L'ONU, soutenue notamment par l'Europe et la France, a lancé l'Accélérateur ACT (Act-A), mécanisme qui doit faciliter l'accès de tous aux vaccins et traitements, dont le dispositif Covax d'achat et répartition des vaccins. Mais ce programme, récemment promu au Forum de Paris pour la Paix, a encore besoin de 28 milliards de dollars.
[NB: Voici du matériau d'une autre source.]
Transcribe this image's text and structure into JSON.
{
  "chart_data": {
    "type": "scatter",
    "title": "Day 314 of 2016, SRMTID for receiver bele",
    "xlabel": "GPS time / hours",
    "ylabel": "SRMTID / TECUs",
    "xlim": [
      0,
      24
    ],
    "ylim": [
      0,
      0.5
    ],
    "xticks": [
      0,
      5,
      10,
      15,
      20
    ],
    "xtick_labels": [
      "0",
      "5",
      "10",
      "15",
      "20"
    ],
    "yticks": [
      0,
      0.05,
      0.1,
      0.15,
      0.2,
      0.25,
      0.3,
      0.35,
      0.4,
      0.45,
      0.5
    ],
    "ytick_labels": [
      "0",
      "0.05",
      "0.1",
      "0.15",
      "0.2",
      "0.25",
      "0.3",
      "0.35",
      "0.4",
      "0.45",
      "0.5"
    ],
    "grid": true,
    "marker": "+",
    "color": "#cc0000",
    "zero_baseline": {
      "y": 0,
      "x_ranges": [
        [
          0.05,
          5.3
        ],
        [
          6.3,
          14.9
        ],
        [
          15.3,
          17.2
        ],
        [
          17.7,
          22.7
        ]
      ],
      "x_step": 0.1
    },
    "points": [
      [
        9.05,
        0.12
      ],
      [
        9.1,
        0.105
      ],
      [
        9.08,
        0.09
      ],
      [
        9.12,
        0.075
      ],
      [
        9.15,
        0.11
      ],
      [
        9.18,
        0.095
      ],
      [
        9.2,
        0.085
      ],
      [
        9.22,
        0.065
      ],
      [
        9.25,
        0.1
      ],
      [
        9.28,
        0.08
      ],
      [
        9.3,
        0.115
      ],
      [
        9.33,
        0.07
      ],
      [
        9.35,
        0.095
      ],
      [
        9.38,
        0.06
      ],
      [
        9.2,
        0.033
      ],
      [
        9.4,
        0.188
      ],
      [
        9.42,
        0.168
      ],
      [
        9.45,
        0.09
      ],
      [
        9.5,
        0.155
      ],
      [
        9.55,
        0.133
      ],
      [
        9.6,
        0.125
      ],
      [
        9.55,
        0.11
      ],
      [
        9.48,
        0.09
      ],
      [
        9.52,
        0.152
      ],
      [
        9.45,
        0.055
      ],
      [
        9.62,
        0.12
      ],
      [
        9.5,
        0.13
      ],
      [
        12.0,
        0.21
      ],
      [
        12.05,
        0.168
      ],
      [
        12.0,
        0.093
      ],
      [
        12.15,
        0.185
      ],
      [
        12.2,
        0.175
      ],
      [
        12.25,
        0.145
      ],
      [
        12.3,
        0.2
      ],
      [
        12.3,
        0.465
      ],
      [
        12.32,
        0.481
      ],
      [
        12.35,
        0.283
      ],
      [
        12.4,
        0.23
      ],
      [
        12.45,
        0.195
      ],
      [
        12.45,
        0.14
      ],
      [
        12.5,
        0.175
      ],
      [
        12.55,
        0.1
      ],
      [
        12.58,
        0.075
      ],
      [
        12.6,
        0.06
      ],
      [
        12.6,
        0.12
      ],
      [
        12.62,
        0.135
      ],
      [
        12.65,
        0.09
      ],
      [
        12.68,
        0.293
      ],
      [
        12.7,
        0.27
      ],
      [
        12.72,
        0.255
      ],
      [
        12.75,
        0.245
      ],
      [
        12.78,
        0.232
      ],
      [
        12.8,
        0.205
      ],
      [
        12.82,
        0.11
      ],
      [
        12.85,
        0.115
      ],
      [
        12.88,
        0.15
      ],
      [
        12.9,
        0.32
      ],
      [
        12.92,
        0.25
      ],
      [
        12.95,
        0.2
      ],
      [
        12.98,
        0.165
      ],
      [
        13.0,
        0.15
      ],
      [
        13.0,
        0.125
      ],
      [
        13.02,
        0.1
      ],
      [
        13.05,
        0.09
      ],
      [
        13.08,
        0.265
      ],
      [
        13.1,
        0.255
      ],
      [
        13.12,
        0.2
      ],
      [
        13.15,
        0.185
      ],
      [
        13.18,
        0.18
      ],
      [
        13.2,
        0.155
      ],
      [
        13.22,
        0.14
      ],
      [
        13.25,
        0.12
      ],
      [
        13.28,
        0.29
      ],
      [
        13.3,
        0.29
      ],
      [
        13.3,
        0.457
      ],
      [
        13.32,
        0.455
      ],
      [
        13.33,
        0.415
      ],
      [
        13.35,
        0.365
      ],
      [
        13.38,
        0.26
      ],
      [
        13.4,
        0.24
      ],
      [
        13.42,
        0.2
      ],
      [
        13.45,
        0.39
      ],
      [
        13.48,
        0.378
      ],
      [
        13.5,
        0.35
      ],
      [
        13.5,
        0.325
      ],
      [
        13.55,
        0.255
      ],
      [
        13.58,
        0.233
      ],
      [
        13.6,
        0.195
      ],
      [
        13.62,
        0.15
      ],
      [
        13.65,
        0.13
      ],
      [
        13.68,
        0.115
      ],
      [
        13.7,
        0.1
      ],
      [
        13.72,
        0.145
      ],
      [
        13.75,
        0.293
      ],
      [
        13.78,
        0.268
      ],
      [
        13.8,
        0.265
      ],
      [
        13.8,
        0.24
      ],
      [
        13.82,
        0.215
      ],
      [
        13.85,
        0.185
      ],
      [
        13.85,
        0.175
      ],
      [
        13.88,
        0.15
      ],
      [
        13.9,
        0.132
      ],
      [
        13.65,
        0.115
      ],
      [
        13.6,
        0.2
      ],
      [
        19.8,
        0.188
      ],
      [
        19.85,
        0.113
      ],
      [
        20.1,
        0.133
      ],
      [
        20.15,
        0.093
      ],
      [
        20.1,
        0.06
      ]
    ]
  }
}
"Je ne sais pas si on va gagner cette bataille", s'inquiète le chef de l'État, quelques jours après l'annonce d'essais encourageants d'un vaccin conçu par les laboratoires américains Pfizer et allemand BioNTech. "Parce que très clairement, je ne suis pas sûr que tous les pays aient envie de s'engager là-dedans. On verra si la Chine est prête, si c’est elle à découvrir le vaccin, si la Russie est prête, si les États-Unis sont prêts avec la nouvelle administration - ce n'était pas sûr avec la précédente, enfin l'actuelle - et on verra ce que font les entreprises", avertit-il.

Emmanuel Macron voit dans Act-A l'exemple d’une nouvelle forme de multilatéralisme, qui au-delà des États intègre aussi des organisations internationales, des puissances régionales, comme des fonds sectoriels, des fondations privées comme la fondation Gates, des acteurs industriels et des laboratoires publics. La gouvernance en a été confiée à l'OMS (Organisation mondiale de la santé) pour garantir que ce ne soit pas "le privé qui décide des règles pour tous", souligne Emmanuel Macron.